Stupéfaction (millimétrique) : l’audit des comptes de la Nation réclamé par le Premier Ministre sur la précédente mandature et réalisé par la Cour des Comptes vient de tomber et n’est absolument pas tendre avec les prouesses budgétaires de Hollande et sa fine équipe de branleurs coûteux (parmi lesquels officia jadis l’actuel Président, mais c’est sans lien). Sapristi, la situation est bien aussi catastrophique que ce qu’on imaginait !
Pour la Cour, pas de doute : avec les comptes et les budgets votés, on assiste à des « errements », des « biais de construction ». Pire, pour elle, les « textes financiers sont manifestement entachés d’insincérités ».
Entendre ça au sujet de budgets votés par les socialistes d’alors, c’est finalement rassurant puisque cela montre que la Cour des Comptes fait, malgré tout, un travail honnête d’analyse et d’audit. Ce n’est aussi absolument pas surprenant tant on savait déjà, depuis la quantité invraisemblable de cadeaux distribués par Hollande en fin de mandats jusqu’à l’état général des finances du pays et de ses déficits annuels toujours plus joufflus, que ceux qui nous gouvernent ont constamment poussé l’Etat français dans l’ornière avec une application, un cynisme et une obstination qui frise la compulsion mentale.
Et c’est d’autant moins surprenant que le constat de finances bidouillées et de budgets trompeurs s’ajoute aux bobards d’arracheurs de dents qui furent le lot commun des équipes hollandesques pendant les cinq années passées au sujet de l’emploi, chiffres du chômage en tête. Chômage qui ne fut guère combattu que par la distribution effrénée de formations bidons (qui valent maintenant des tracas à Pôle Emploi) qui n’aident vraiment personne, et l’embauche continue et à rythme soutenu d’agents dans le secteur public (à tel point que l’emploi dans ce secteur a augmenté presque deux fois plus vite que l’emploi privé pendant le quinquennat du Petit Moelleux).
Ce constat pitoyable posé, l’actuel chef de l’Etat va devoir remédier aux problèmes que posent ces manquements, ces errements et ces budgets consternant.
Une piste s’est déjà dessinée puisqu’Emmanuel Macron a clairement indiqué qu’il mettait la priorité de son action sur d’importantes réformes du Code du travail. D’ailleurs, les premières esquisses de cette réformes sont évoquées dans la presse qui trépigne visiblement d’impatience en rappelant avec insistance l’étendue de ces réformes et la méthode choisie (l’usage des ordonnances) pour les faire passer.

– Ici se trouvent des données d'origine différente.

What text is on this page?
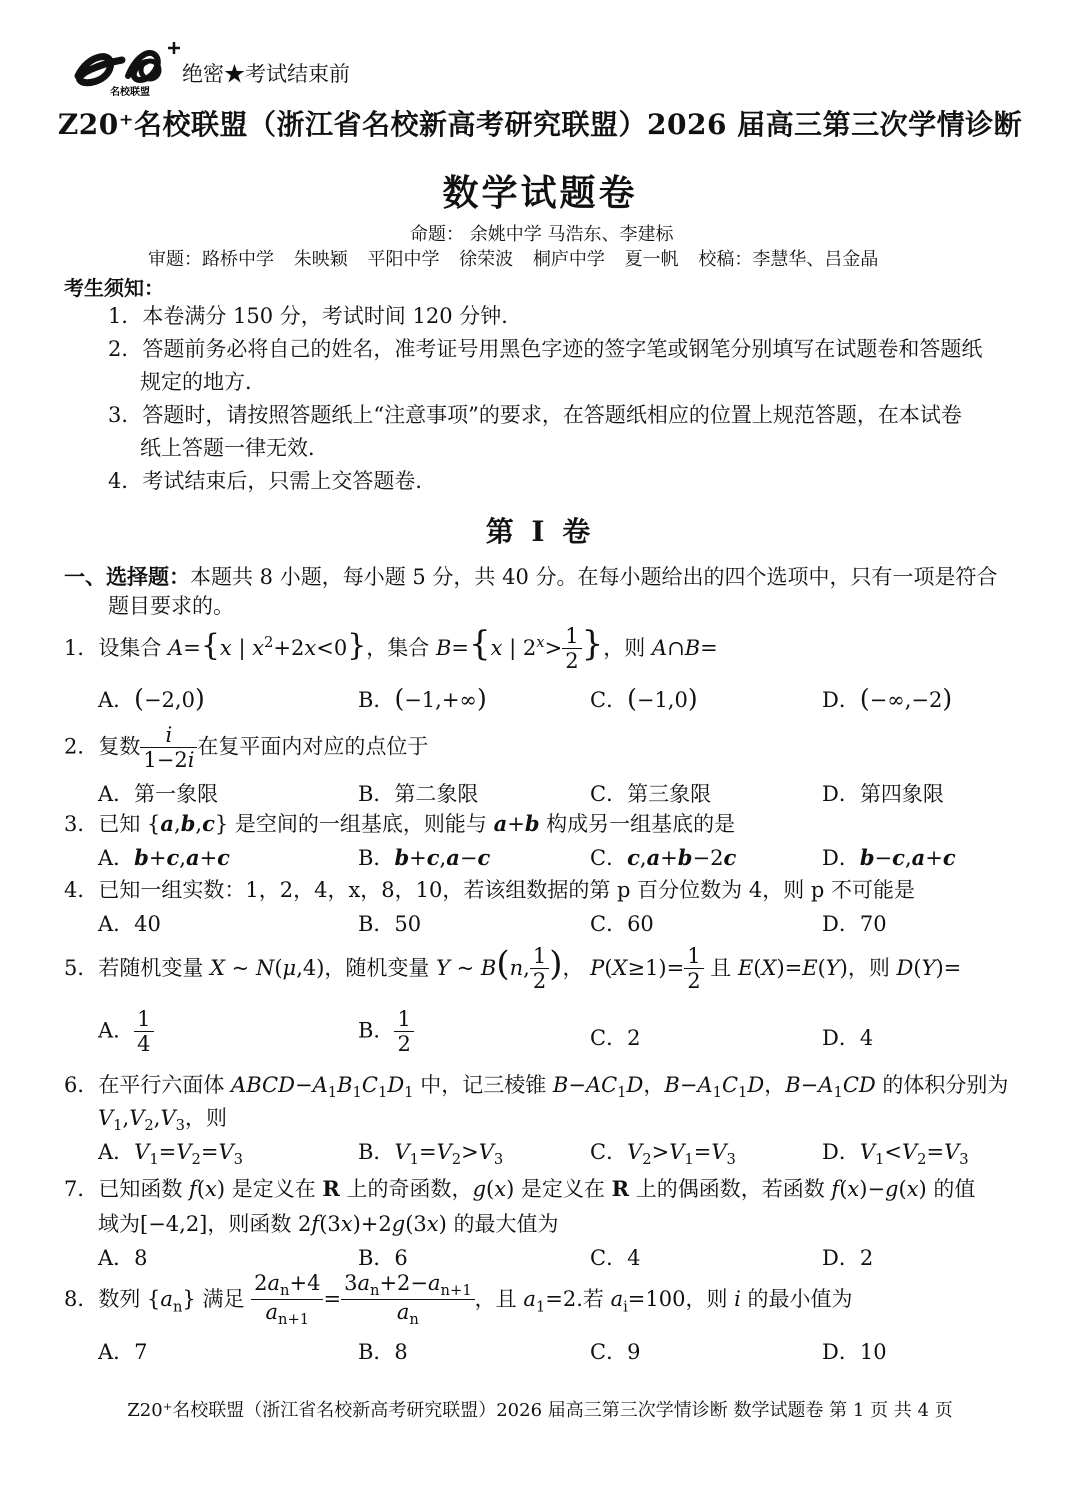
名校联盟
绝密★考试结束前
Z20⁺名校联盟（浙江省名校新高考研究联盟）2026 届高三第三次学情诊断
数学试题卷
命题： 余姚中学 马浩东、李建标
审题：路桥中学 朱映颖 平阳中学 徐荣波 桐庐中学 夏一帆 校稿：李慧华、吕金晶
考生须知：
1．本卷满分 150 分，考试时间 120 分钟．
2．答题前务必将自己的姓名，准考证号用黑色字迹的签字笔或钢笔分别填写在试题卷和答题纸
规定的地方．
3．答题时，请按照答题纸上“注意事项”的要求，在答题纸相应的位置上规范答题，在本试卷
纸上答题一律无效．
4．考试结束后，只需上交答题卷．
第 I 卷
一、选择题：本题共 8 小题，每小题 5 分，共 40 分。在每小题给出的四个选项中，只有一项是符合
题目要求的。
1．设集合 A={x | $x^2+2x<0$}，集合 B={x | $2^x> \frac{1}{2}$ }，则 A∩B=
A．(−2,0)	B．(−1,+∞)	C．(−1,0)	D．(−∞,−2)
2．复数 $\frac{i}{1-2i}$ 在复平面内对应的点位于
A．第一象限	B．第二象限	C．第三象限	D．第四象限
3．已知 {a,b,c} 是空间的一组基底，则能与 a+b 构成另一组基底的是
A．b+c,a+c	B．b+c,a−c	C．c,a+b−2c	D．b−c,a+c
4．已知一组实数：1，2，4，x，8，10，若该组数据的第 p 百分位数为 4，则 p 不可能是
A．40	B．50	C．60	D．70
5．若随机变量 X ~ N(μ,4)，随机变量 Y ~ B(n, $\frac{1}{2}$ )， $P(X\ge 1)= \frac{1}{2}$ 且 E(X)=E(Y)，则 D(Y)=
A． $\frac{1}{4}$	B． $\frac{1}{2}$	C．2	D．4
6．在平行六面体 $ABCD-A_1B_1C_1D_1$ 中，记三棱锥 $B-AC_1D$，$B-A_1C_1D$，$B-A_1CD$ 的体积分别为
$V_1,V_2,V_3$，则
A．$V_1=V_2=V_3$	B．$V_1=V_2>V_3$	C．$V_2>V_1=V_3$	D．$V_1<V_2=V_3$
7．已知函数 f(x) 是定义在 R 上的奇函数，g(x) 是定义在 R 上的偶函数，若函数 f(x)−g(x) 的值
域为[−4,2]，则函数 2f(3x)+2g(3x) 的最大值为
A．8	B．6	C．4	D．2
8．数列 $\{a_n\}$ 满足 $\frac{2a_n+4}{a_{n+1}} = \frac{3a_n+2-a_{n+1}}{a_n}$ ，且 $a_1=2$.若 $a_i=100$，则 i 的最小值为
A．7	B．8	C．9	D．10
Z20⁺名校联盟（浙江省名校新高考研究联盟）2026 届高三第三次学情诊断 数学试题卷 第 1 页 共 4 页
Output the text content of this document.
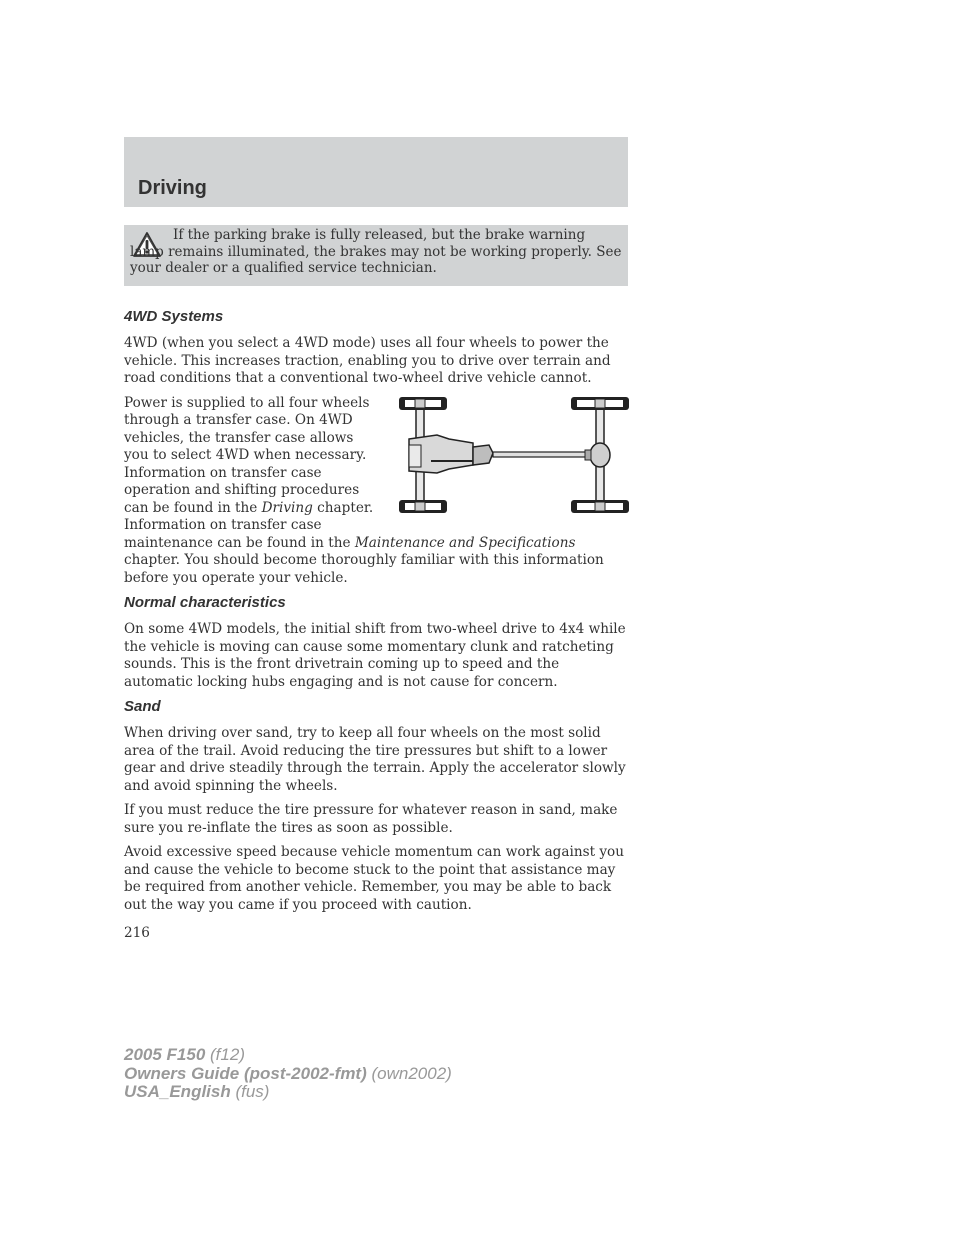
Driving

If the parking brake is fully released, but the brake warning lamp remains illuminated, the brakes may not be working properly. See your dealer or a qualified service technician.

4WD Systems

4WD (when you select a 4WD mode) uses all four wheels to power the vehicle. This increases traction, enabling you to drive over terrain and road conditions that a conventional two-wheel drive vehicle cannot.

Power is supplied to all four wheels through a transfer case. On 4WD vehicles, the transfer case allows you to select 4WD when necessary. Information on transfer case operation and shifting procedures can be found in the Driving chapter. Information on transfer case maintenance can be found in the Maintenance and Specifications chapter. You should become thoroughly familiar with this information before you operate your vehicle.

Normal characteristics

On some 4WD models, the initial shift from two-wheel drive to 4x4 while the vehicle is moving can cause some momentary clunk and ratcheting sounds. This is the front drivetrain coming up to speed and the automatic locking hubs engaging and is not cause for concern.

Sand

When driving over sand, try to keep all four wheels on the most solid area of the trail. Avoid reducing the tire pressures but shift to a lower gear and drive steadily through the terrain. Apply the accelerator slowly and avoid spinning the wheels.

If you must reduce the tire pressure for whatever reason in sand, make sure you re-inflate the tires as soon as possible.

Avoid excessive speed because vehicle momentum can work against you and cause the vehicle to become stuck to the point that assistance may be required from another vehicle. Remember, you may be able to back out the way you came if you proceed with caution.

216

2005 F150 (f12)
Owners Guide (post-2002-fmt) (own2002)
USA_English (fus)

Et en effet, lorsqu’on lit que seront retravaillées les lois relatives aux accords d’entreprises et aux accords de branche, qu’on prévoit de fusionner les différentes instances représentatives en entreprise du personnel, qu’on envisage de fixer des barèmes aux indemnités de licenciement ou d’harmoniser les modes de licenciement, d’introduire le chèque syndical, de remettre sur le tapis le travail dominical et encore deux ou trois autres bricoles, on sait que cette réforme du Code du travail promet de grands moments de nervosité du côté des éternels grilleurs de merguez et autre professionnels de la grève coordonnée.

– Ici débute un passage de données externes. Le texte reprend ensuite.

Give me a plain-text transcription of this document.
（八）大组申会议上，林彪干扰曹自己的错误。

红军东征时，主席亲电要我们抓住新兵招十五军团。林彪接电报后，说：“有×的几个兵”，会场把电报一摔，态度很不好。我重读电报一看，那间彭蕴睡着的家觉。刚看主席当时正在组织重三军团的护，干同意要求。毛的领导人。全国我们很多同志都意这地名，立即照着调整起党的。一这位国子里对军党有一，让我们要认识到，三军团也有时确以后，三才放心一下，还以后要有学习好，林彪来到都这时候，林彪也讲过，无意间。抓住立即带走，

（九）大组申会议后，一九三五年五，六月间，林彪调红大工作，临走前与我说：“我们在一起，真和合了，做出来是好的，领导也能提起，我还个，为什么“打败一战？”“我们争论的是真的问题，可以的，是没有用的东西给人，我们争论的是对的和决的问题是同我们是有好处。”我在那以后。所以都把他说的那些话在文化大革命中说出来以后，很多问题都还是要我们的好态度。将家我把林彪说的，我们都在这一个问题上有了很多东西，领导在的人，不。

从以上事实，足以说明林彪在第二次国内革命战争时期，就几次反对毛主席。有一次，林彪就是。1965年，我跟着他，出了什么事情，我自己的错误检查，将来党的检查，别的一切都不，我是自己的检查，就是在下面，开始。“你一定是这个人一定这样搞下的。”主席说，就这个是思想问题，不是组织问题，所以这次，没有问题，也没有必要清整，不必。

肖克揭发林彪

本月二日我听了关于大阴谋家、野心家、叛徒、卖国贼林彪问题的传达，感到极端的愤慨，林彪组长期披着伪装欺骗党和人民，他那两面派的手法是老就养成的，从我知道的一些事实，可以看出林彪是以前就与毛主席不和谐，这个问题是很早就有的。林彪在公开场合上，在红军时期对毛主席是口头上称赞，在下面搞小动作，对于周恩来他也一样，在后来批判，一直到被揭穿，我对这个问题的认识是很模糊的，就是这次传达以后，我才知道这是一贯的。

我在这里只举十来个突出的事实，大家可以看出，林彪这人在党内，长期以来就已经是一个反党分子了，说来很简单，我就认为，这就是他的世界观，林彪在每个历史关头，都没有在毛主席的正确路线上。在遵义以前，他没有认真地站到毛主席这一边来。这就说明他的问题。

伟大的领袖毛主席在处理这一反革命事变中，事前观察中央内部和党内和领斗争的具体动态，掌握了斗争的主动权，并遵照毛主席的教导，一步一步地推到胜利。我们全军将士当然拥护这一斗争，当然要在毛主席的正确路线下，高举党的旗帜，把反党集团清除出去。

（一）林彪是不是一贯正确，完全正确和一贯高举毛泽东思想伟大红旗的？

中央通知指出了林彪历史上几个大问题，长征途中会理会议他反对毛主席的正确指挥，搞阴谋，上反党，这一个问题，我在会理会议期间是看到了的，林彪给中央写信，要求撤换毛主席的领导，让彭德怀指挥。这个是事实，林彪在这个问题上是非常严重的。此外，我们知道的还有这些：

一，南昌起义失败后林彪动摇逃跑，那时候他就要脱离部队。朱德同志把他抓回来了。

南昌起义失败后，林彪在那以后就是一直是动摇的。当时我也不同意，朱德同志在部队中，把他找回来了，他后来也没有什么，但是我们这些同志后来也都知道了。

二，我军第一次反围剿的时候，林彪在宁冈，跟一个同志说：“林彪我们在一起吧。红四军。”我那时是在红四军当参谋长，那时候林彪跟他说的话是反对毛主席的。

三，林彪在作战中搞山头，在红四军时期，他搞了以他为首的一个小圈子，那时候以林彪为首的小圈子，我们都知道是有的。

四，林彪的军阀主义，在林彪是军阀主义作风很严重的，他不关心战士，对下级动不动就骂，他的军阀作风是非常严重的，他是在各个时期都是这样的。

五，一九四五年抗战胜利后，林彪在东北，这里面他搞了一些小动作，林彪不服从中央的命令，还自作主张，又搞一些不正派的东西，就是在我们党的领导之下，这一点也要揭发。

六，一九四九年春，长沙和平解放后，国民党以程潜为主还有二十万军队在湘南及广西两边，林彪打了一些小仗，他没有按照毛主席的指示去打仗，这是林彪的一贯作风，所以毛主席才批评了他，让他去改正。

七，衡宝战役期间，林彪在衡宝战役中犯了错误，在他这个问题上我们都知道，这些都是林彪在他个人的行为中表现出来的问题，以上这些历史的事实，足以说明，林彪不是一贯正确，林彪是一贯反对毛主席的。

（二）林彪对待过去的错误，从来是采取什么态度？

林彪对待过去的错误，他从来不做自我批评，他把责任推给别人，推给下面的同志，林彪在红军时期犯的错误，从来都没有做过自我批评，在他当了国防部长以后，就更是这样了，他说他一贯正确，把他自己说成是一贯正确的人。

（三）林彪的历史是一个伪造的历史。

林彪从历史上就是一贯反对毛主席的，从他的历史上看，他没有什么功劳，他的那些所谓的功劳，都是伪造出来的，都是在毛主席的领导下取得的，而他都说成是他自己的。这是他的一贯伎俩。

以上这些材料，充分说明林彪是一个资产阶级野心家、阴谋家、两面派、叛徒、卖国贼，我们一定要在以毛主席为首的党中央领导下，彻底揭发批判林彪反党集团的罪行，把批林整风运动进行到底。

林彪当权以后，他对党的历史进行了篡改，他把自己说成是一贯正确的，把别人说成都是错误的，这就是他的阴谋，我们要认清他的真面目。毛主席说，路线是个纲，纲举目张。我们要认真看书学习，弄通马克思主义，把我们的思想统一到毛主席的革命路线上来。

En effet, tant pour la presse que pour l’INSEE, non, le Code du travail n’est pas le premier frein à l’embauche. Comme l’expliquent tous les articles bâtis sur le même modèle à partir des résultats INSEE sur les barrières au recrutement dans ses enquêtes de conjoncture,
« Les embauches sont freinées par l’incertitude sur la situation économique (barrière citée par 28% des entreprises), la difficulté à trouver de la main d’oeuvre compétente (27% des entreprises), un coût de l’emploi jugé trop élevé (23% des entreprises) et par la réglementation du marché de l’emploi (18% des entreprises) »
Et voilà : la réglementation du marché de l’emploi n’arrive qu’en quatrième position, mes petits amis, c’est donc finalement relativement accessoire pour le patron moyen ! De fil en aiguille, il faudrait en conclure que le président Macron se lance donc sur un chantier annexe. Mieux : comme ce Code du travail ventripotent n’est, d’après l’INSEE (et tous les journaux derrière) que la quatrième et très mineure raison des difficultés observées, on se demande pourquoi on s’obstine à vouloir le modifier, n’est-ce pas…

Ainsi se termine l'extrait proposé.